The bank added that private investment growth has slowed "sharply" in all South Asian countries, and added the region is not creating enough jobs to keep pace with increasing working-age population.

"South Asia's growth prospects remain bright in the short run, but fragile fiscal positions and increasing climate shocks are dark clouds on the horizon," said Martin Raiser, World Bank Vice President for South Asia.

"To make growth more resilient, countries need to adopt policies to boost private investment and strengthen employment growth."

South Asia's working-age population growth has exceeded that in other developing regions, World Bank added.
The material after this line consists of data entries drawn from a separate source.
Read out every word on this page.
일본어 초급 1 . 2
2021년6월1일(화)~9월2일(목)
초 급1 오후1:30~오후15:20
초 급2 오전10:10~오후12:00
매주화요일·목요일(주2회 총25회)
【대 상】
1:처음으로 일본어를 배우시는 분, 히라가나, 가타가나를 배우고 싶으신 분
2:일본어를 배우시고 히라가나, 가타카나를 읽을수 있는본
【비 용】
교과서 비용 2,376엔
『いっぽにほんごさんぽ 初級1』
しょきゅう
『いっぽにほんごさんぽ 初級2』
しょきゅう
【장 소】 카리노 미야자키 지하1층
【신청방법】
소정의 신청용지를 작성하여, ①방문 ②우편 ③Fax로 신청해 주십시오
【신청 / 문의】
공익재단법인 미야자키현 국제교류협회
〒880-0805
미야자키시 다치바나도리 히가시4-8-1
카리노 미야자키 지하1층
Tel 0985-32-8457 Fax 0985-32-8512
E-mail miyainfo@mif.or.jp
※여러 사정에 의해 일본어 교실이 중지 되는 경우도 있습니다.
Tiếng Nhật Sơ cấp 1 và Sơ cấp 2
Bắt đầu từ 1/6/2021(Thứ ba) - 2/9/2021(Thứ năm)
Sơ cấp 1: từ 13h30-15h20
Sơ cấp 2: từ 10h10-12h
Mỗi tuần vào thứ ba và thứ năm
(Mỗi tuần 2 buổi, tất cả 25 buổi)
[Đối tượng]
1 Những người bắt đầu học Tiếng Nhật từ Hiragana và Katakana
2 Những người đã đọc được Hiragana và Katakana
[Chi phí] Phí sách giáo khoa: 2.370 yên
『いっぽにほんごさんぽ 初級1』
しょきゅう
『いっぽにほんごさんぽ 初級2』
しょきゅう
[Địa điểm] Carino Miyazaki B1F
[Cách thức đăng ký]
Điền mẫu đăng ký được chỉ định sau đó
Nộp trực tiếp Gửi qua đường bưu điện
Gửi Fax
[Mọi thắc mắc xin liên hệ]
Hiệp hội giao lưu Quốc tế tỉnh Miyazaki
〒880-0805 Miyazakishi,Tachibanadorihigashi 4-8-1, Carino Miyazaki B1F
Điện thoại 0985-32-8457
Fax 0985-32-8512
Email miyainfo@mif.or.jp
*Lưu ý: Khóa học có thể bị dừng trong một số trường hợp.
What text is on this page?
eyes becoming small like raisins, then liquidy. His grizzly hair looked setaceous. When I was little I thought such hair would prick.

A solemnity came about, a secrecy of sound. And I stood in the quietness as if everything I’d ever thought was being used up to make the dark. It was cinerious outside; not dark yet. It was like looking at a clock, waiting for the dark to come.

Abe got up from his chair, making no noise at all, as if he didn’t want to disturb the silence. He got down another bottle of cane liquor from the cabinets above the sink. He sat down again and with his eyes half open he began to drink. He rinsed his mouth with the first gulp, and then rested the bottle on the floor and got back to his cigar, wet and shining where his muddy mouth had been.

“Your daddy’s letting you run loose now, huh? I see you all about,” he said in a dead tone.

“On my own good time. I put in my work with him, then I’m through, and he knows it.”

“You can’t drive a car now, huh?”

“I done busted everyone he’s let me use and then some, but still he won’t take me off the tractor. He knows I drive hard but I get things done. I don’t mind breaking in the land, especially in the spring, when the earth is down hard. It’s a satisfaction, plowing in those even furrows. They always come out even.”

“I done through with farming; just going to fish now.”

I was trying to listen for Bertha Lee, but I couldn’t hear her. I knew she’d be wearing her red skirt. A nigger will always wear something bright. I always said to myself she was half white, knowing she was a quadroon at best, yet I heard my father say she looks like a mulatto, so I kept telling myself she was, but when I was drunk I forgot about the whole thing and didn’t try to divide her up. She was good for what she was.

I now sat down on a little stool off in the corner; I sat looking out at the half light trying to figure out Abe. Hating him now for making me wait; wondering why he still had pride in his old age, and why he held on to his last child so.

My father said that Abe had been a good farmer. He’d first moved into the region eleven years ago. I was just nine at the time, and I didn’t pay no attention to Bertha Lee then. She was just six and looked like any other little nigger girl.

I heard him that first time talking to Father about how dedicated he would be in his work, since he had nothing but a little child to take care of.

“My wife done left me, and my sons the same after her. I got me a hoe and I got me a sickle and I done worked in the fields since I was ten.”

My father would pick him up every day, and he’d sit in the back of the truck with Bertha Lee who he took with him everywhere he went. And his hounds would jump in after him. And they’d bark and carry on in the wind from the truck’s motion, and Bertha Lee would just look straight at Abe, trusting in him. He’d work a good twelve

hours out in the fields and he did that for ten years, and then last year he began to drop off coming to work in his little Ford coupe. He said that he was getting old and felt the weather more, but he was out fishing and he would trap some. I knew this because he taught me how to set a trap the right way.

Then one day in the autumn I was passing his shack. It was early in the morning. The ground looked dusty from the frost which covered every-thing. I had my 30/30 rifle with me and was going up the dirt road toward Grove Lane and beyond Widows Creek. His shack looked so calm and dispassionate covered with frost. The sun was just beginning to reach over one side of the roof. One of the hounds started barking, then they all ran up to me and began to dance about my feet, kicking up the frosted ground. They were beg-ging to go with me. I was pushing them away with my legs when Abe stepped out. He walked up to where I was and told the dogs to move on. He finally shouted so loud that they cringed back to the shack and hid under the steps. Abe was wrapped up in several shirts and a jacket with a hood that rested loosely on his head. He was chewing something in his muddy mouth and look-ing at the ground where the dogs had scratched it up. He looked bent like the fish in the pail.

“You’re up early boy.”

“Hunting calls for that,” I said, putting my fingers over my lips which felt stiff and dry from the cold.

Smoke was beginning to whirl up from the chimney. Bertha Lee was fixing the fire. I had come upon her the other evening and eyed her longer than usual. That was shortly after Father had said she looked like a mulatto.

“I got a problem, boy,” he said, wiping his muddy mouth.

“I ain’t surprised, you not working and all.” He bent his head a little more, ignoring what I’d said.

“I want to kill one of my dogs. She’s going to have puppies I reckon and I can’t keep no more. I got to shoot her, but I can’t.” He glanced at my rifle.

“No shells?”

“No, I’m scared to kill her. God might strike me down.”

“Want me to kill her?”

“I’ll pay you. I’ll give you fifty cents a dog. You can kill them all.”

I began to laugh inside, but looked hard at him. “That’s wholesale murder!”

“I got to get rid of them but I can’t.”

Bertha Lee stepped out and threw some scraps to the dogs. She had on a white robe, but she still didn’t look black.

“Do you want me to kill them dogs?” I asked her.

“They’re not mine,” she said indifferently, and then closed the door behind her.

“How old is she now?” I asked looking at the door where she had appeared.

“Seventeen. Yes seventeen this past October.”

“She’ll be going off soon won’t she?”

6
According to the bank, the employment ratio for South Asia was 59% in 2023, compared to 70% in other emerging market and developing economy regions.

As per World Bank, South Asia is also the only region where the share of working-age men who are employed, fell over the past two decades. It is also the region with the lowest share of working-age women who are employed.

"South Asia is failing right now to fully capitalize on its demographic dividend. This is a missed opportunity," said Franziska Ohnsorge, World Bank Chief Economist for South Asia.

"If the region employed as large a share of the working-age population as other emerging markets and developing economies, its output could be 16% higher."

While the bank projects productivity output of Bangladesh and Bhutan to increase by 5.7% in the fiscal years of 2024 and 2025, India's output growth is expected to reach 7.5% in the fiscal years of 2023 and 2024 before returning to 6.6% over the medium term.

For Nepal, Pakistan and Sri Lanka the output growth is expected to increase by 4.6%, 2.3% and 2.5% respectively.

On the other hand, the output growth in Maldives is expected to be 4.7% this year, which is a half-percentage point downgrade from previous forecasts. World Bank said this was because tourists are shifting from high-end resorts toward lower-cost guesthouses.